The shortest walk must have the form
u
\
t<->w
/
v
where the edges in each arrow are disjoint. To see this, suppose in the shortest walk, we go through nodes $u_1'=u,\ldots,u_{k'}',u_1,\ldots,u_k=w$ from $u$ to $w$, go through nodes $v_1=w,\ldots,v_l,v_1',\ldots,v_{l'}'=v$ from $w$ to $v$, where $v_1',\ldots,v_{l'}' \notin \{u_1',\ldots,u_{k'}',u_1,\ldots,u_k\}$, and $v_l=u_1$, like the following graph:
u (u_1,...,u_k)
(u_1',...,u_{k'}')\ /\
u_1(v_l) w The walk (u_1,...,u_k) may overlap with (v_1,...,v_l)
(v_1',...,v_{l'}')/ \/
v (v_1,...,v_l)
Now suppose edges $e_1,\ldots,e_h$ are shown in both the walk $(u_1,...,u_k)$ and the walk $(v_1,\ldots,v_l)$, and the remaining edges in both walks are $f_1,\ldots,f_p$ and $g_1,\ldots,g_q$ respectively.

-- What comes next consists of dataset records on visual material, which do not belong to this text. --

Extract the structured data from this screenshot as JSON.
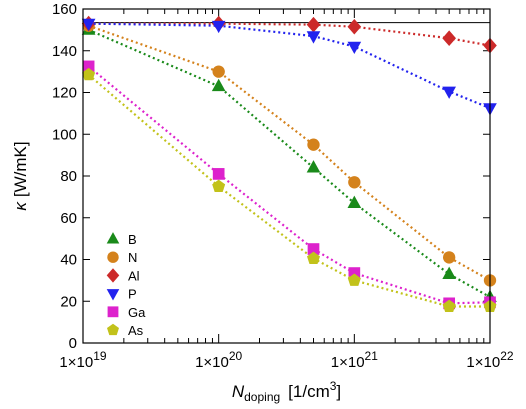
{
  "chart_data": {
    "type": "line",
    "title": "",
    "xlabel": {
      "symbol": "N",
      "subscript": "doping",
      "unit": "[1/cm",
      "unit_sup": "3",
      "unit_close": "]"
    },
    "ylabel": {
      "symbol": "κ",
      "unit": "[W/mK]"
    },
    "xscale": "log",
    "xlim": [
      1e+19,
      1e+22
    ],
    "ylim": [
      0,
      160
    ],
    "x_ticks": [
      {
        "value": 1e+19,
        "mant": "1×10",
        "exp": "19"
      },
      {
        "value": 1e+20,
        "mant": "1×10",
        "exp": "20"
      },
      {
        "value": 1e+21,
        "mant": "1×10",
        "exp": "21"
      },
      {
        "value": 1e+22,
        "mant": "1×10",
        "exp": "22"
      }
    ],
    "y_ticks": [
      0,
      20,
      40,
      60,
      80,
      100,
      120,
      140,
      160
    ],
    "reference_line": 153.5,
    "legend_position": "bottom-left",
    "x": [
      1.1e+19,
      1e+20,
      5e+20,
      1e+21,
      5e+21,
      1e+22
    ],
    "series": [
      {
        "name": "B",
        "marker": "triangle-up",
        "color": "#1a8a1a",
        "values": [
          150,
          123,
          84,
          67,
          33,
          22
        ]
      },
      {
        "name": "N",
        "marker": "circle",
        "color": "#d4821c",
        "values": [
          152,
          130,
          95,
          77,
          41,
          30
        ]
      },
      {
        "name": "Al",
        "marker": "diamond",
        "color": "#cc2a2a",
        "values": [
          153,
          153,
          152.5,
          151.5,
          146,
          142.5
        ]
      },
      {
        "name": "P",
        "marker": "triangle-down",
        "color": "#2222ee",
        "values": [
          153,
          152,
          147,
          142,
          120.5,
          112.5
        ]
      },
      {
        "name": "Ga",
        "marker": "square",
        "color": "#dd22cc",
        "values": [
          132.5,
          81,
          45,
          33.5,
          19,
          19.5
        ]
      },
      {
        "name": "As",
        "marker": "pentagon",
        "color": "#c2c21a",
        "values": [
          128.5,
          75,
          40.5,
          30,
          17.5,
          17.5
        ]
      }
    ]
  }
}
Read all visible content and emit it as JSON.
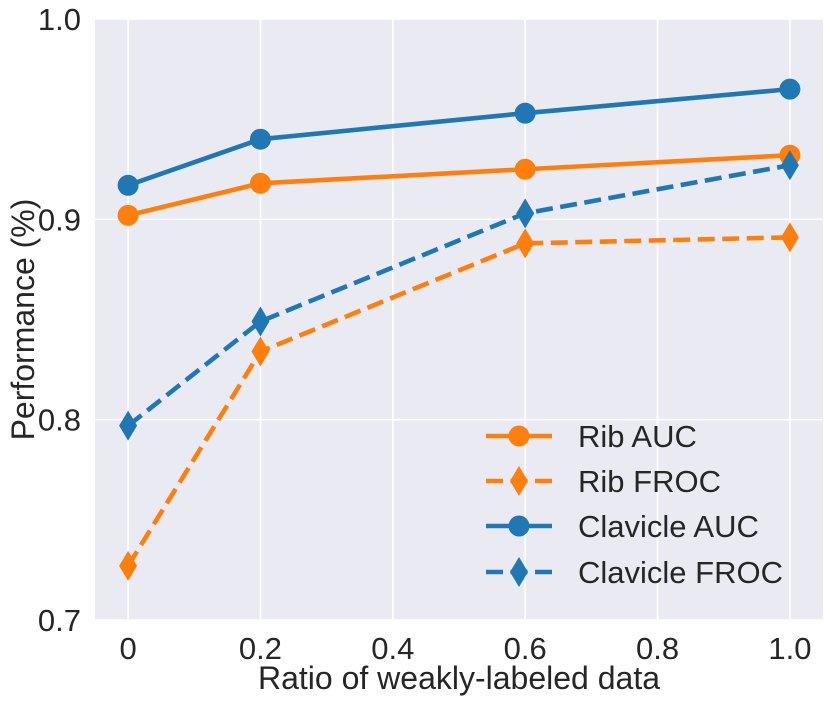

Then the cost of the walk $(u_1,...,u_k=v_1,\ldots,v_l)$ is
\begin{align*}
&\sum_{i=1}^h (W_1(e_i)+W_2(e_i))+\sum_{i=1}^pW_1(f_i)+\sum_{i=1}^qW_1(g_i)\\
\ge{}&\sum_{i=1}^h (W_1(e_i)+W_2(e_i))+\frac{1}{2}\left(\sum_{i=1}^p(W_1(f_i)+W_2(f_i))+\sum_{i=1}^q(W_1(g_i)+W_2(g_i))\right).
\end{align*}
That is, the average cost of the walk $(u_1,\ldots,u_k,\ldots,u_1)$ and the walk $(v_l,\ldots,v_1,\ldots,v_l)$ is no more than that of the walk $(u_1,...,u_k=v_1,\ldots,v_l)$. So the shortest walk must have the form shown in the first figure.
Now you can try every node as $t$ to compute the optimal walk from $u$ to $w$ to $v$. This is a polynomial-time algorithm.